Legal identity comprises a documented relationship between a person, the law and the state. Hannah Arendt famously defined legal identity as the right to have rights. As such, it underpins virtually every aspect of human welfare. It is explicitly identified in the Sustainable Development Goals as a target for 2030 (‘to provide legal identity for all’, SDG 16:9), but it is in fact a precondition for the SDGs at large: without legal identity, the whole notion of a rights-based approach is unmoored.

Why does it matter?

The issuance of legal identity by insurgent movements and unrecognised states is of crucial significance, because it has major humanitarian ramifications. Legal identity documentation issued by insurgencies may help people living amidst civil war secure certain entitlements such as freedom of movement or access to humanitarian aid but not having births, deaths or other life-cycle events registered can have major negative consequences too, including personal security when the fortunes of the insurgency change and/or the risk of statelessness.

These issues also have major academic relevance because they raise pertinent empirical and conceptual questions about the underpinnings of state sovereignty, subjectivity and the foundation of law.

What parts of the world do we study?

This study consists of three complementary cases:

  • An insurgency that has recently started to experiment with issuing legal identity documentation in response to intensified state violence: the Kachin Independence Organisation cum Army (KIO/A) in Myanmar.
  • A government-in-exile with a military wing, recognised only fleetingly by international actors, that went quite a long way in issuing legal identity documents but now faces defeat: the Syrian Interim Government.
  • An entity that has converted itself into a resilient, but by and large unrecognized, de facto state: the Turkish Republic of North Cyprus.

Importantly, our objective is not to compare these cases – they are quite obviously different. Rather, we treat these three cases as existing on a spectrum that also comprises other cases (e.g. Taiwan, Palestine, Somaliland, Abkhazia) to tell a larger story about how legal identity issues are shaped by the evolution of insurgent movements.

What do we want to know?

Our three research questions are:

  1. To what degree do these three political entities issue forms of legal identity to the people they seek to govern, and what material shape does this legal identity take?
  2. What possibilities or threats does such legal identity offer these people?
  3. How do these people navigate the changes that take place when the position of the political entity that issues them legal identity transforms in fundamental ways?

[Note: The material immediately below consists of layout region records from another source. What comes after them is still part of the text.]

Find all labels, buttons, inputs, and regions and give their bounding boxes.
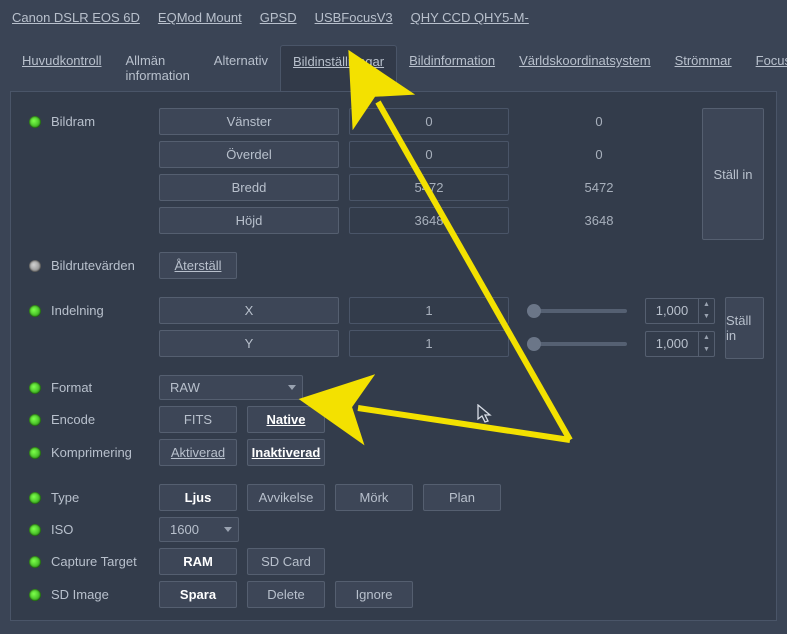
status-led	[29, 382, 41, 394]
chevron-down-icon	[288, 385, 296, 390]
capture-ram-button[interactable]: RAM	[159, 548, 237, 575]
tab-strommar[interactable]: Strömmar	[663, 45, 744, 91]
status-led	[29, 492, 41, 504]
status-led-off	[29, 260, 41, 272]
tab-varldskoord[interactable]: Världskoordinatsystem	[507, 45, 663, 91]
status-led	[29, 556, 41, 568]
sd-ignore-button[interactable]: Ignore	[335, 581, 413, 608]
chevron-up-icon: ▲	[699, 332, 714, 344]
indelning-label: Indelning	[51, 303, 149, 318]
frame-width-button[interactable]: Bredd	[159, 174, 339, 201]
image-settings-panel: Bildram Vänster 0 0 Överdel 0 0 Bredd 54…	[10, 91, 777, 621]
tab-focus[interactable]: Focus	[744, 45, 787, 91]
frame-width-readonly: 5472	[519, 175, 679, 200]
sd-delete-button[interactable]: Delete	[247, 581, 325, 608]
bin-y-slider[interactable]	[527, 342, 627, 346]
frame-left-button[interactable]: Vänster	[159, 108, 339, 135]
bin-y-button[interactable]: Y	[159, 330, 339, 357]
type-light-button[interactable]: Ljus	[159, 484, 237, 511]
frame-top-value[interactable]: 0	[349, 141, 509, 168]
tab-huvudkontroll[interactable]: Huvudkontroll	[10, 45, 114, 91]
type-label: Type	[51, 490, 149, 505]
chevron-down-icon: ▼	[699, 344, 714, 356]
settings-tabbar: Huvudkontroll Allmän information Alterna…	[0, 31, 787, 91]
device-tabbar: Canon DSLR EOS 6D EQMod Mount GPSD USBFo…	[0, 0, 787, 31]
device-tab[interactable]: Canon DSLR EOS 6D	[12, 10, 140, 25]
device-tab[interactable]: GPSD	[260, 10, 297, 25]
sd-save-button[interactable]: Spara	[159, 581, 237, 608]
kompr-label: Komprimering	[51, 445, 149, 460]
device-tab[interactable]: EQMod Mount	[158, 10, 242, 25]
bin-x-value[interactable]: 1	[349, 297, 509, 324]
encode-native-button[interactable]: Native	[247, 406, 325, 433]
reset-button[interactable]: Återställ	[159, 252, 237, 279]
chevron-down-icon: ▼	[699, 311, 714, 323]
frame-left-readonly: 0	[519, 109, 679, 134]
bin-y-value[interactable]: 1	[349, 330, 509, 357]
bin-x-spinner[interactable]: 1,000 ▲▼	[645, 298, 715, 324]
tab-allman-info[interactable]: Allmän information	[114, 45, 202, 91]
frame-set-button[interactable]: Ställ in	[702, 108, 764, 240]
format-select[interactable]: RAW	[159, 375, 303, 400]
iso-select[interactable]: 1600	[159, 517, 239, 542]
bildram-label: Bildram	[51, 114, 149, 129]
frame-height-button[interactable]: Höjd	[159, 207, 339, 234]
type-dark-button[interactable]: Mörk	[335, 484, 413, 511]
compress-off-button[interactable]: Inaktiverad	[247, 439, 325, 466]
device-tab[interactable]: USBFocusV3	[315, 10, 393, 25]
status-led	[29, 447, 41, 459]
status-led	[29, 116, 41, 128]
compress-on-button[interactable]: Aktiverad	[159, 439, 237, 466]
frame-height-readonly: 3648	[519, 208, 679, 233]
status-led	[29, 589, 41, 601]
bin-x-button[interactable]: X	[159, 297, 339, 324]
bin-set-button[interactable]: Ställ in	[725, 297, 764, 359]
frame-left-value[interactable]: 0	[349, 108, 509, 135]
iso-label: ISO	[51, 522, 149, 537]
capture-sd-button[interactable]: SD Card	[247, 548, 325, 575]
status-led	[29, 414, 41, 426]
type-flat-button[interactable]: Plan	[423, 484, 501, 511]
bildrute-label: Bildrutevärden	[51, 258, 149, 273]
status-led	[29, 305, 41, 317]
frame-top-readonly: 0	[519, 142, 679, 167]
sdimage-label: SD Image	[51, 587, 149, 602]
tab-bildinstallningar[interactable]: Bildinställningar	[280, 45, 397, 91]
chevron-down-icon	[224, 527, 232, 532]
tab-alternativ[interactable]: Alternativ	[202, 45, 280, 91]
chevron-up-icon: ▲	[699, 299, 714, 311]
frame-top-button[interactable]: Överdel	[159, 141, 339, 168]
bin-x-slider[interactable]	[527, 309, 627, 313]
frame-width-value[interactable]: 5472	[349, 174, 509, 201]
status-led	[29, 524, 41, 536]
bin-y-spinner[interactable]: 1,000 ▲▼	[645, 331, 715, 357]
tab-bildinformation[interactable]: Bildinformation	[397, 45, 507, 91]
format-label: Format	[51, 380, 149, 395]
encode-label: Encode	[51, 412, 149, 427]
encode-fits-button[interactable]: FITS	[159, 406, 237, 433]
frame-height-value[interactable]: 3648	[349, 207, 509, 234]
capture-label: Capture Target	[51, 554, 149, 569]
type-bias-button[interactable]: Avvikelse	[247, 484, 325, 511]
device-tab[interactable]: QHY CCD QHY5-M-	[411, 10, 529, 25]
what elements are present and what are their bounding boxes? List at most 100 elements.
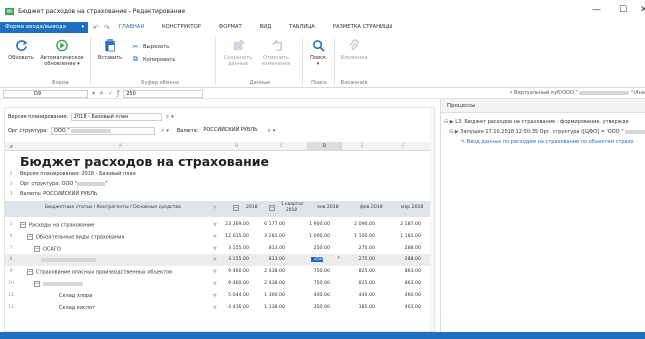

How will seek to answer these questions?

Each of the three case studies will encompass detailed qualitative fieldwork: observations in one specific community, key informant interviews, and snowball sampling of respondents.

Understanding the tensions, slippages and ruptures around legal identity requires a long-term perspective. The sovereign underpinnings of law imply a sense of permanence. The contexts we study are of interest precisely because this permanence is unsettled. The central conundrum of legal identity in the context of civil war comprises the instability of the sovereign frameworks in which identity documents are anchored. What is a perfectly valid and useful legal identity document at one moment may at a later stage become quite useless, or even a dangerous liability.

To capture the longue durée dynamics around legal identity, we will use this field work to construct biographies of people (life histories in relation to legal identity) and of documents (how their form and chains of authorization have evolved over time).